Friday, January 13, 2023

KANTUNG BERWARNA EMAS 34

 

KANTUNG BERWARNA EMAS  34

(Tien Kumalasari)

 

Rian tertegun. Jawaban Nurani sama sekali tidak diduganya. Tadi begitu bersemangat seperti suka saat diajak, tapi sekarang tiba-tiba menolak.

“Nurani, tadi mau, kok sekarang menolak?”

“Siapa bilang mau? Aku kan hanya bertanya.”

“Kenapa tidak mau? Kita hanya akan merayakannya bertiga.”

“Aku lagi malas saja.”

“Kan hanya jalan, terus makan malam, kalau kamu masih mau … kita bisa_”

“Tidak. Aku sudah bilang tidak mau.”

“Nur.”

“Tolong jangan memaksa aku.”

“Baiklah kalau begitu,” kata Rian sambil langsung menuju ke arah motornya, meninggalkan Nurani yang masih tegak di teras.

Nurani merasa heran. Ia tiba-tiba menjadi begitu jahat. Membenci seseorang, tidak suka kepada seseorang, tanpa alasan yang jelas, bukankah itu jahat? Tapi mengapa hatinya ini? Apa yang terjadi? Lalu tiba-tiba air mata Nurani menitik turun, yang segera diusapnya. Sayangnya ketika air mata itu menetes, Rian sedang menoleh ke arahnya. Rian mengerutkan keningnya. Lalu kembali menghampiri Nurani.

“Nur, ada apa?”

“Tidak ada apa-apa,” kata Nur yang segera membalikkan tubuhnya, kembali masuk ke rumah.

Rian ingin mengejarnya, tapi kemudian ia melihat arloji di tangannya. Merasa kalau akan terlambat, Rian mengurungkan niatnya. Ia kembali mendekati sepeda motornya, menstarternya, kemudian pergi menjauh dengan benak penuh tanda tanya.

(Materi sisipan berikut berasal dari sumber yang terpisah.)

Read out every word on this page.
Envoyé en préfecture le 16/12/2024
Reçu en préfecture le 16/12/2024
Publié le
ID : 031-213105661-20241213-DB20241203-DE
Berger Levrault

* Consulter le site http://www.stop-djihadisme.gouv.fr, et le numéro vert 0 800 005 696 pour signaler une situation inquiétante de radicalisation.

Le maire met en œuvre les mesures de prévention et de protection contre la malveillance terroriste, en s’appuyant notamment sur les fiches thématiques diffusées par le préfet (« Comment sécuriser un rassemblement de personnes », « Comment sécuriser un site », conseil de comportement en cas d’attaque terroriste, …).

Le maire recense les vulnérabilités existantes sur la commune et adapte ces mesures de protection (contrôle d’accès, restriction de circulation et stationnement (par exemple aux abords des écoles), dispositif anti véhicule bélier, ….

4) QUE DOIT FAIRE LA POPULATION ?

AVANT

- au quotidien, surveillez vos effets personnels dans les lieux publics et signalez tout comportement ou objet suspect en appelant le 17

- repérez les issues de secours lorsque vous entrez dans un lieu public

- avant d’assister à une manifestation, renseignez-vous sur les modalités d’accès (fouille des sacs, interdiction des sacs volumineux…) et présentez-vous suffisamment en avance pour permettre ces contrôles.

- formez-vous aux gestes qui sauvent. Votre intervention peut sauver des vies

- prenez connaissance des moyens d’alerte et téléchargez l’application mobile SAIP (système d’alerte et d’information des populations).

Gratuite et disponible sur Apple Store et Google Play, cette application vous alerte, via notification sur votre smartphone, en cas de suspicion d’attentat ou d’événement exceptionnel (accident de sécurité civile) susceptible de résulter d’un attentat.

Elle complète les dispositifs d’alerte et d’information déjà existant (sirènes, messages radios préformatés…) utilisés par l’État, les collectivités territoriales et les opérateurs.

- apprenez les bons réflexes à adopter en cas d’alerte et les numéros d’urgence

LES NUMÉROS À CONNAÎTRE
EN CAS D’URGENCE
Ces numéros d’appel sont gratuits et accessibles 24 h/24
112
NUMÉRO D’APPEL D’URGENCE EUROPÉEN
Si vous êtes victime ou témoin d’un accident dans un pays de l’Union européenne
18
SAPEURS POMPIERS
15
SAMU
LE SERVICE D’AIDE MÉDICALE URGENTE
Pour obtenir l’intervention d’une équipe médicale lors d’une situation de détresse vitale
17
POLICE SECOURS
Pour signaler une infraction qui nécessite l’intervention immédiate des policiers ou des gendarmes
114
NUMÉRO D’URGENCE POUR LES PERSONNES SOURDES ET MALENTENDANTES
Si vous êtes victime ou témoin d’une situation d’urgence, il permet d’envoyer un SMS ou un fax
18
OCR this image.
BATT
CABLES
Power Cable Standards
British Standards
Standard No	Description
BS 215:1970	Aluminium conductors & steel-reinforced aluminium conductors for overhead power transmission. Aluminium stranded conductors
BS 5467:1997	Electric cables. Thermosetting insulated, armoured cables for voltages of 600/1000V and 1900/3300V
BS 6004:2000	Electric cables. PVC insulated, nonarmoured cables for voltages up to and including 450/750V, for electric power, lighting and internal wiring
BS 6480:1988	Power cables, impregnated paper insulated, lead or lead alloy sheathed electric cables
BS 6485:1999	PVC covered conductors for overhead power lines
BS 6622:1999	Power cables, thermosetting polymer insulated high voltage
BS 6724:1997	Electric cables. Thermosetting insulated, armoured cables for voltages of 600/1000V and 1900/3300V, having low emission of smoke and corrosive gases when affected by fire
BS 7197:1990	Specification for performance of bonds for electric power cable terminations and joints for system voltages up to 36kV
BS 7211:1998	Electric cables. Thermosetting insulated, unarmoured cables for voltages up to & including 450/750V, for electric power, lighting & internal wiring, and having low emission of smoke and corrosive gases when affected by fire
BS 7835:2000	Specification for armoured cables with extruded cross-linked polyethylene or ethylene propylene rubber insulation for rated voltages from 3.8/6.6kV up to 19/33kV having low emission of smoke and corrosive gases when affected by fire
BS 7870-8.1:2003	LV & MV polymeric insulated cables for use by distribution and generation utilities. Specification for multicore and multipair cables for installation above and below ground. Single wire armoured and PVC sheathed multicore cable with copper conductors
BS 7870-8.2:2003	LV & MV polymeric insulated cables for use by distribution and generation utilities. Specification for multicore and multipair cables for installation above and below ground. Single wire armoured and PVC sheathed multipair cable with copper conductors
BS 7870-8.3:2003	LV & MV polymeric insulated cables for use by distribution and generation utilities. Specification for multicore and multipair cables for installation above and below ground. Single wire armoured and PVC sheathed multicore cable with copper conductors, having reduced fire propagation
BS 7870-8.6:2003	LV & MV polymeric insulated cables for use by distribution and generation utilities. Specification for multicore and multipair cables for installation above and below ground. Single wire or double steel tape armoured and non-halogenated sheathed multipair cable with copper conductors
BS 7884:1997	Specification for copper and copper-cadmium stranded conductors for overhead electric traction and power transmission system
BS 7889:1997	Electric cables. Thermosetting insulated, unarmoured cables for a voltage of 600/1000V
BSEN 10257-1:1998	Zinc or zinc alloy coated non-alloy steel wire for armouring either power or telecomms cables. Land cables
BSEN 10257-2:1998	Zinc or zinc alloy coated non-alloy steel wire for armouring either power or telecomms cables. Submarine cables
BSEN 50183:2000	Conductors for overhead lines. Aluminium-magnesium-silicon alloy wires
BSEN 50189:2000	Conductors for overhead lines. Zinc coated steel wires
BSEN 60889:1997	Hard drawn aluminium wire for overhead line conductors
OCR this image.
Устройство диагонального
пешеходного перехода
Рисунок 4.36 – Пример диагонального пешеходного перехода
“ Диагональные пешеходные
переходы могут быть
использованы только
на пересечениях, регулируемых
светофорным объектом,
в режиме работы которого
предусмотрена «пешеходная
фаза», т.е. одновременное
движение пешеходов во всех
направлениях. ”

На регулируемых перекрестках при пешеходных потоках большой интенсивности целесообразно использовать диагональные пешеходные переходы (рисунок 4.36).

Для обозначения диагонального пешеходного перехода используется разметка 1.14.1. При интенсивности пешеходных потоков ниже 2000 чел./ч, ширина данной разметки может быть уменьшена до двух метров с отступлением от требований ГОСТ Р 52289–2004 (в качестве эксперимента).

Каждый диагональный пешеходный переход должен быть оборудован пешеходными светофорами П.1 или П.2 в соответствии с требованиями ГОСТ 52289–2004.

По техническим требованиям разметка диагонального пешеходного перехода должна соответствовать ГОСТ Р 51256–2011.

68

Nurani langsung ke belakang, menuju dapur, sambil masih mengusap sisa air matanya. Ia berangkat kuliah agak siang. Tapi dilihatnya bu Candra masih berkutat membersihkan dapur.

“Kamu belum mau berangkat?”

“Nanti Bu, sebentar lagi,” katanya sambil membantu mencuci piring-piring kotor.

“Masak apa hari ini, Nur?”

“Terserah Ibu saja.”

“Bagaimana kalau timlo?”

“Ya, itu enak. Apa sih bumbu timlo? Nurani belum pernah masak timlo.”

“Bumbunya sih hampir sama dengan soto, cuma ada tambahan cengkeh, sama bunga pala. Isiannya juga berbeda. Ada jamur hitam, soun, irisan sosis, kentang goreng tipis-tipis. Oh ya, ada irisan telur juga, wortel … “

“Banyak isiannya ya Bu, tapi kayaknya enak. Lalu yang namanya bunga pala yang mana ya Bu?”

“Ini, ibu sudah punya. Nih lihat, bentuknya juga seperti bunga, trus baunya khas. Kalau di Jawa disebut pekak.”

“Oh, ini? Apa nanti ikut dihaluskan bersama bumbunya?” tanya Nurani yang sudah menyelesaikan mencuci piring.

“Tidak. Ini sama cengkeh, dibiarkan utuh.”

“Nurani berangkat agak siang. Nanti Nur bantuin memasak timlo nya.”

“Kamu anak yang rajin Nur. Pasti kelak bisa menjadi istri yang baik dalam rumah tangga.”

“Ah, ibu bisa saja. Nur kira semua wanita akan suka melakukannya.”

“Tidak semua. Contohnya Karina.”

Lalu bu Candra tampak sedih.

“Ibu menyesal tidak bisa mendidiknya dengan baik,” keluhnya kemudian.

“Masih ada waktu untuk membenahi segala sesuatunya Bu,” hibur Nurani.

“Sebenarnya ibu sedang kecewa.”

“Pada Karina? Bukankah nanti_”

“Bukan Karina. Tapi ayahmu, dan juga Rian.”

“Kenapa Bu.”

“Semalam ibu mengusulkan, agar Rian bisa berjodoh sama kamu.”

“Apa?” Nurani teringat ucapan ibu tirinya sebelum ini. Tentang menjodohkannya dengan Rian, dan membuatnya berdebar.

“Tapi ayahmu menolak. Demikian juga Rian.”

Nurani mencoba tersenyum, tipis.

“Ibu ada-ada saja.”

“Apakah kamu tidak suka, seandainya itu terjadi? Bukankah Rian itu ganteng, pintar, baik hati pula?”

Nurani tak menjawab. Ia sedang bertanya kepada hatinya, apakah dia akan suka? Tapi semuanya tidak mungkin terjadi bukan?

“Tapi yah, karena mereka tidak setuju, ibu bisa apa. Ibu suka punya menantu seperti kamu.”

“Mengapa Bu?”

“Karena kamu baik, cantik. Dan kalau nanti kalian berjodoh, harta ayahmu tidak akan kemana-mana. Ya kan?”

Nurani tertegun. Ternyata arah tujuan ibunya adalah harta. Tidak karena dirinya baik dan pantas menjadi menantunya.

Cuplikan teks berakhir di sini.